What happened on Saturday regarding the “passing” of JoePa was a fiasco that highlighted how the new media has aided the public’s insatiable need to get all their news right this minute in 140 character snippets. The problem, however, is not just with the public. The problem is not just confined to the public “needing” their news right when it happens but has also spread to the newsmakers acquiescing to that public “need” and changing what business they are engaged in entirely. Instead of the media being in the business of public service, giving the people the news that they need to function properly in a democracy, now the media is in the business of getting page views, likes, and retweets. While previously the media was charged with being the fifth estate of democracy, now it operates with the goal of reaching the most people in order to sell the viewers as a media commodity to advertisers.

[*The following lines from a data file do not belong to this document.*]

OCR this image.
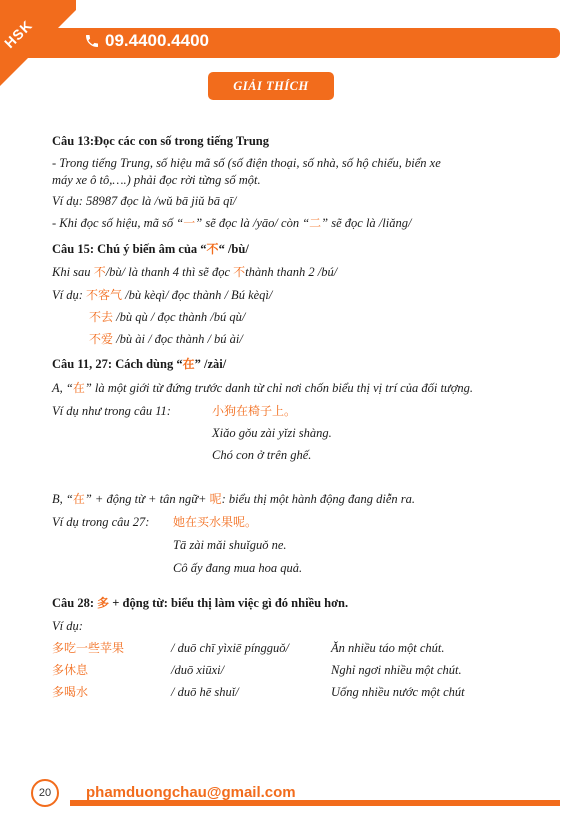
HSK	09.4400.4400
GIẢI THÍCH
Câu 13:Đọc các con số trong tiếng Trung
- Trong tiếng Trung, số hiệu mã số (số điện thoại, số nhà, số hộ chiếu, biển xe
máy xe ô tô,….) phải đọc rời từng số một.
Ví dụ: 58987 đọc là /wǔ bā jiǔ bā qī/
- Khi đọc số hiệu, mã số “一” sẽ đọc là /yāo/ còn “二” sẽ đọc là /liǎng/
Câu 15: Chú ý biến âm của “不“ /bù/
Khi sau 不/bù/ là thanh 4 thì sẽ đọc 不thành thanh 2 /bú/
Ví dụ: 不客气 /bù kèqì/ đọc thành / Bú kèqì/
不去 /bù qù / đọc thành /bú qù/
不爱 /bù ài / đọc thành / bú ài/
Câu 11, 27: Cách dùng “在” /zài/
A, “在” là một giới từ đứng trước danh từ chỉ nơi chốn biểu thị vị trí của đối tượng.
Ví dụ như trong câu 11:	小狗在椅子上。
Xiǎo gǒu zài yǐzi shàng.
Chó con ở trên ghế.
B, “在” + động từ + tân ngữ+ 呢: biểu thị một hành động đang diễn ra.
Ví dụ trong câu 27: 她在买水果呢。
Tā zài mǎi shuǐguǒ ne.
Cô ấy đang mua hoa quả.
Câu 28: 多 + động từ: biểu thị làm việc gì đó nhiều hơn.
Ví dụ:
多吃一些苹果	/ duō chī yìxiē píngguǒ/	Ăn nhiều táo một chút.
多休息	/duō xiūxi/	Nghỉ ngơi nhiều một chút.
多喝水	/ duō hē shuǐ/	Uống nhiều nước một chút
20	phamduongchau@gmail.com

Instead of fact checking their stories and perhaps, if we’re really lucky, writing a story that through its literary prowess speaks to one’s emotional side in addition to their need for the current events, the media has become the equivalent of Henry Ford, churning out stories in the same mold over and over and over and going numb to the importance and impact that their job title holds. Instead of a well-thought out obituary on the passing of Joe Paterno, taking into account not only the recent Jerry Sandusky scandal but also Paterno’s life on and off the field for decades, on Saturday the public mistakenly received the news that the former Head Coach had passed in one short blurb on Twitter by Onward State. That news was then picked up and reported by CBS Sports, who didn’t even bother to cite the student run organization seemingly in an effort to be the “ones who broke the story.” CBS Sports broadcast the story to the country before the Paterno family themselves had to get on Twitter to rebuff CBS’ assertions.
Social media is a powerful tool (see protesters using the internet to communicate to the outside world and to each other during the Arab Spring) but the immediacy and global span of the new media needs to be respected. If you view our “About” page here at SFAS, we’ve been preaching this gospel for a while now. Instead of the media jumping to conclusions and creating the stories for their own benefit, a la John Canzano blatantly using the Willie Lyles scandal at Oregon to make a name for himself or the recent actions of Onward State and CBS Sports, the media needs to fact check their stories even more before hitting publish. Because once a piece is published, there’s no taking it back in today’s world.
This post is not intended to be an indictment against the entire idea of new/social media. These tools can be extremely powerful and help spread news in ways old mass media could only dream of. But a man with a legacy such as Joe Paterno deserved more than having his passing become a footnote because some members of the press wanted to get more page views. His legacy deserved far better than having the reporting of his death turn into a mess that couldn’t help but remind me of the “Bring Out Your Dead” scene in Monty Python and the Holy Grail. Regardless of the events of the past twelve weeks, JoePa deserved something with more dignity than what the news of his passing turned into. Members of the media need to remember always that they serve a role in a democracy that has enormous impact and that the best journalists will be remembered not for who broke the story, but who had the most complete view of the events to serve the public.